Who Says the Fed Has a Loose Monetary Policy?

Those who talk most about the Fed tend to be critics of the Fed.  If the general public understood the Fed’s real purpose (to fund deficits and act as a lender of last resort), then it would quickly be shut down.  The Fed enables hidden theft of the general public through currency depreciation.

Unfortunately, some of the strongest critics of the Fed (and central banking in general) have been making a mistake over the last few years.  They say that the Fed has a loose monetary policy.  If they were talking in generalities about the Fed’s existence over the last century, then this would certainly be true.  If they were talking about the Fed from 2008 to 2014, this would certainly be true.

However, to say that the Fed currently has a loose monetary policy is somewhat deceiving at best.  I don’t think they are intentionally trying to mislead people on this subject, but it isn’t accurate.

The Fed ended QE3 in October 2014.  From the fall of 2008 until then, the adjusted monetary base rose approximately five fold.  This was unprecedented to say the least.  Since much of the new money when into bank reserves, coupled with the higher demand for money from the deep recession, consumer price inflation has stayed relatively low.  Asset price inflation has not been as low, especially when looking at stocks.

Since QE3 ended nearly three years ago, the monetary base has essentially been flat, or even slightly down.  Therefore, you can’t really accurately say that the Fed has a loose monetary policy or that the government is currently paying for its debts through money printing.  It just isn’t the case.

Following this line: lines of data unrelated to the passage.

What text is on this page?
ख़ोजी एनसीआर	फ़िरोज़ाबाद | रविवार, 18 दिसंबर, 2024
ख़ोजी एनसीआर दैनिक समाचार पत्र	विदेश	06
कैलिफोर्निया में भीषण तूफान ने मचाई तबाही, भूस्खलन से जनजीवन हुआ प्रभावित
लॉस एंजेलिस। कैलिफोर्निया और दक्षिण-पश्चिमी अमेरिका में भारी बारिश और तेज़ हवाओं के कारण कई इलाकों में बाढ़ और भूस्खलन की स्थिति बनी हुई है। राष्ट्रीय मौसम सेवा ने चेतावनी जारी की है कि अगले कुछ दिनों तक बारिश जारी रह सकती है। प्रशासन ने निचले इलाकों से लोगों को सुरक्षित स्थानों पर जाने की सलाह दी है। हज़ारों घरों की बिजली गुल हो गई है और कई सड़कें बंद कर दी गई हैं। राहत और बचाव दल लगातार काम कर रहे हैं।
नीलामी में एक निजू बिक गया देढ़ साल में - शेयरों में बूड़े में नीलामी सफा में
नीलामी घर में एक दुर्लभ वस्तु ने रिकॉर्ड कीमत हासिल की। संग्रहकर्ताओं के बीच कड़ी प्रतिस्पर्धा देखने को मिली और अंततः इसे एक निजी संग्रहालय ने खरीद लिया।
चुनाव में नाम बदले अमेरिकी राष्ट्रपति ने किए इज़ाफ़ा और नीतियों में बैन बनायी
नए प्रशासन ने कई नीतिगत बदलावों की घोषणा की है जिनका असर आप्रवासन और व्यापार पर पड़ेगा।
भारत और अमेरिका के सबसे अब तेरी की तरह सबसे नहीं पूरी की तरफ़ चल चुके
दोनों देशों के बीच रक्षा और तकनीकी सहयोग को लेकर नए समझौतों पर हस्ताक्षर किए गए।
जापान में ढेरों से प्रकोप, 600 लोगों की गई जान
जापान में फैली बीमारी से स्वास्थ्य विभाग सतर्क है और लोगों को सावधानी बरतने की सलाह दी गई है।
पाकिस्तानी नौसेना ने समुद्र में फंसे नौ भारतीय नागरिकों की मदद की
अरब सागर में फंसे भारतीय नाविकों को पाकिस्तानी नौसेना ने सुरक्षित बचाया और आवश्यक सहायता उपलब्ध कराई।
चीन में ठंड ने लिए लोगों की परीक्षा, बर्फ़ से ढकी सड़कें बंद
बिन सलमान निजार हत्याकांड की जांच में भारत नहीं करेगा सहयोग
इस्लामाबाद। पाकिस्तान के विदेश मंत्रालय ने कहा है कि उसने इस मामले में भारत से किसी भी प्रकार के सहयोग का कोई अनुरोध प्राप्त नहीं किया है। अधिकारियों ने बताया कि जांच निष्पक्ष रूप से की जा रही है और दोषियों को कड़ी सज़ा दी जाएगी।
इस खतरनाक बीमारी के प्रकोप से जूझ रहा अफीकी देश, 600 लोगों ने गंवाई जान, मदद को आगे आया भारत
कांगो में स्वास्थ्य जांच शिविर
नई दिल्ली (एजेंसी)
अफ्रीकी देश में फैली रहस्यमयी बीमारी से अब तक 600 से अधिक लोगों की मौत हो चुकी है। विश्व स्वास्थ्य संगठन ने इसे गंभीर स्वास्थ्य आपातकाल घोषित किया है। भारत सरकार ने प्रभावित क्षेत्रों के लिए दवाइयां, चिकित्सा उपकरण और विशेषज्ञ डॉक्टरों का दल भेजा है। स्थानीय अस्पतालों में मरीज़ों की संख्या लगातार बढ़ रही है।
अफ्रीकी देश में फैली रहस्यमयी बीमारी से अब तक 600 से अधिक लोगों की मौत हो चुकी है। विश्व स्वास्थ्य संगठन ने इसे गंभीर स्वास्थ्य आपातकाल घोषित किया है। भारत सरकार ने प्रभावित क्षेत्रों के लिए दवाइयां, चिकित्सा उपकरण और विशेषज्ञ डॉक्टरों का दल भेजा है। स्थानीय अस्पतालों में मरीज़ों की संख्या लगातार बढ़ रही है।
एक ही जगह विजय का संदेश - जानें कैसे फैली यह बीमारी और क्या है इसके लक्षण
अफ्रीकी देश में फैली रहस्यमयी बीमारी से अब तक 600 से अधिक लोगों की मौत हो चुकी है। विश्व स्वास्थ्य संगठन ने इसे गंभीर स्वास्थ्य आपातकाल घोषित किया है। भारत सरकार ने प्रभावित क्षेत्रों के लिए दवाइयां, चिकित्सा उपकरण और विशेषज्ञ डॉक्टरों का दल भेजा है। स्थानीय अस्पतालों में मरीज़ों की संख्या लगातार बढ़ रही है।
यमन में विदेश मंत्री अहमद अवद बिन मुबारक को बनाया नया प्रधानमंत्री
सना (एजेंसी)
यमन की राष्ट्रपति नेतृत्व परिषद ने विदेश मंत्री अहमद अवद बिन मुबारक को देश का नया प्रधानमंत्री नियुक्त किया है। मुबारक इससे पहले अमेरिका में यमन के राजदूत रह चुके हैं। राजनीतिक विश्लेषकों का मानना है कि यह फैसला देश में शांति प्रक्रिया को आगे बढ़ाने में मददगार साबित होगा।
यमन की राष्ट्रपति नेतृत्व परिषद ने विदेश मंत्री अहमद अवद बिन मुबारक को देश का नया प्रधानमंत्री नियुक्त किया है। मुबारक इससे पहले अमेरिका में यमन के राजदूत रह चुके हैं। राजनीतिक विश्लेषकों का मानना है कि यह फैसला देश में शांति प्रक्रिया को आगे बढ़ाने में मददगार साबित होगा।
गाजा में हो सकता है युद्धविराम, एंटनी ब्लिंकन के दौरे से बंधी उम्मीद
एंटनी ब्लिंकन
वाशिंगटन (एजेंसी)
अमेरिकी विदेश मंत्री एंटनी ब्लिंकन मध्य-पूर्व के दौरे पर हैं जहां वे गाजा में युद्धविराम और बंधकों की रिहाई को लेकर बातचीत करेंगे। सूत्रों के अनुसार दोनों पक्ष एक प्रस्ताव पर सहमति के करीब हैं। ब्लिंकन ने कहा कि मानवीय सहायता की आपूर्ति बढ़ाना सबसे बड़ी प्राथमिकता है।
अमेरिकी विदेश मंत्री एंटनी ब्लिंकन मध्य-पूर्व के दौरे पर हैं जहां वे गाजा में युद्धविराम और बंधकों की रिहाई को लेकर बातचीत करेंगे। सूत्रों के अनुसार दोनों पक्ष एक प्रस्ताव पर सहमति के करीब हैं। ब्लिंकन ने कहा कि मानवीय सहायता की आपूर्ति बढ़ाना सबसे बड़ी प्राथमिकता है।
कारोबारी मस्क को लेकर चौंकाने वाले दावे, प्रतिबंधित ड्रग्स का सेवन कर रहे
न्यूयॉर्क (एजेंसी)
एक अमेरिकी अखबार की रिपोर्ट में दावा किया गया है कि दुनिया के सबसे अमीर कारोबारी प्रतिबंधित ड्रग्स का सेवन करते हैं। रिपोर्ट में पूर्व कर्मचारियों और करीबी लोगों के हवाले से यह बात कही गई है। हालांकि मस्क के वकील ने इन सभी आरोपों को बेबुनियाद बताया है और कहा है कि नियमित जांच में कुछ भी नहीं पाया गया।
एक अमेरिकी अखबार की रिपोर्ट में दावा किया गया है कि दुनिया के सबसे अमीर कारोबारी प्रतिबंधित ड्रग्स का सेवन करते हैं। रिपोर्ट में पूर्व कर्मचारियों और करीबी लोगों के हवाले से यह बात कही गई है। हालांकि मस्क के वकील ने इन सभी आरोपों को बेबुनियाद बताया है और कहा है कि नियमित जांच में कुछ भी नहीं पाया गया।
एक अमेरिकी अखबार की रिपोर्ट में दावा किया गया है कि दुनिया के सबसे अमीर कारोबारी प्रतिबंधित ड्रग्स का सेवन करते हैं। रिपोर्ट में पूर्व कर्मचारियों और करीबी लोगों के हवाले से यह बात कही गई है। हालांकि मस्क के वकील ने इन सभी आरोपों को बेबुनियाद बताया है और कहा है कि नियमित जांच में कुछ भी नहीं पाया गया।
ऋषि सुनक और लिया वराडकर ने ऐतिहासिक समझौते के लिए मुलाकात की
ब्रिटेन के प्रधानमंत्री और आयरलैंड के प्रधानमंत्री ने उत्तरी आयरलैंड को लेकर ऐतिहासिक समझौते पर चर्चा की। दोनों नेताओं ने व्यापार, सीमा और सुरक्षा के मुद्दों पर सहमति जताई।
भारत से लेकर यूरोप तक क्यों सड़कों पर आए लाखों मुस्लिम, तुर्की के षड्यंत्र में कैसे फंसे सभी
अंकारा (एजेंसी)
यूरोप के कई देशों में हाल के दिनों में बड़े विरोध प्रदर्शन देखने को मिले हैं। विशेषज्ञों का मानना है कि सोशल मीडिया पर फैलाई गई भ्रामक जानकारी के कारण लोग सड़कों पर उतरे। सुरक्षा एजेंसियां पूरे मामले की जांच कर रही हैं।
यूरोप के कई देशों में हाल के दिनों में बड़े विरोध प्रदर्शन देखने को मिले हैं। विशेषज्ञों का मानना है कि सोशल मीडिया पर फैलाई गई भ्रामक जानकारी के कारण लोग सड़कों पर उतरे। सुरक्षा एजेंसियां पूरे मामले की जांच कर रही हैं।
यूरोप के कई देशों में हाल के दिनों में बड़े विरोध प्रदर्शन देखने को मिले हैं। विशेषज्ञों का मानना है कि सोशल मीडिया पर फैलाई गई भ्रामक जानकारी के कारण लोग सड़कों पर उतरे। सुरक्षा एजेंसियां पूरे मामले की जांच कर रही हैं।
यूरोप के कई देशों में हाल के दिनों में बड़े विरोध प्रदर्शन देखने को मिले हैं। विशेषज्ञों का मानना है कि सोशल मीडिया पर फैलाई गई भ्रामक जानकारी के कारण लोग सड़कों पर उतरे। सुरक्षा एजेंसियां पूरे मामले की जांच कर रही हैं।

On October 29, 2014, the monetary base stood at $3.976 trillion.  On August 30, 2017, the monetary base stood at $3.942 trillion.  It has slightly decreased in just under three years.  The federal government may be running deficits, but it is not the Fed buying the debt right now.  Sure, the Fed rolls over maturing debt, but it is not adding anything new in any significant way.  It is investors and foreign central banks buying this debt.

If the Fed had a press conference and announced it would no longer buy U.S. government debt ever again, then certainly the bond market would crash and interest rates would spike.  The Fed’s presence supports the bond market.  But it is misleading to say that the Fed is currently creating new money out of thin air.

Some will point to the ultra low interest rates.  Again, the Fed is not directly impacting this.  If anything, it has tried to raise rates by increasing the rate it pays on bank reserves.  This is a quiet way of continuing to bail out banks.  But the Fed’s control of the monetary base is not keeping interest rates down.  It is not controlling interest rates through the monetary base because of the huge amounts of excess reserves.  It can only control its target rate through other means, such as paying interest to banks.

The Fed’s previous loose monetary policy is still having an impact in keeping rates below normal.  But again, it is not because of its current policy.  The Fed’s current policy is that of tight money.

Janet Yellen has actually been pretty good in this respect.  Then again, Bernanke was pretty good too up until the crash in the fall of 2008.  If the economy tanks again, you can be sure that Yellen, or whoever is the Fed chair, will step in with an aggressive policy of digital money printing.

The Fed should have kept a tight money policy in the face of the deep recession in 2008/ 2009.  Even if it had just bailed out the banks enough to make depositors whole, we would have been better off than having the massive funding of deficits and the bailouts of car companies and others.  We would have far more prosperity today if the Fed had kept a tighter policy since 2008.

The damage was done from 2008 to 2014.  Even though the Fed has adopted a better policy since that time, the damage cannot be undone without some kind of pain.  The misallocations have to be corrected.  The Fed’s current policy makes it more likely that we will see a correction sooner rather than later.  It is not like China where the severe misallocations carry on for a couple of decades.

Overall, this is good.  We don’t want to be like China with ghost cities.  We want resources to be allocated to projects that fulfill the highest priorities of consumers.  Only a free market environment can properly allocate these resources in accordance with consumer demand.

In conclusion, the Fed has not had a loose monetary policy since October 2014.  The major damage in monetary terms was done prior to this.  The federal government continues to do damage all the time by spending too much and regulating too much.

The Fed has adopted the correct policy for the last three years.  But there is still a price to pay for the previous loose policy.  Unfortunately, when the correction happens to realign resources to their proper uses, the Fed will likely make the same mistake over again.  Then we can look forward to QE4.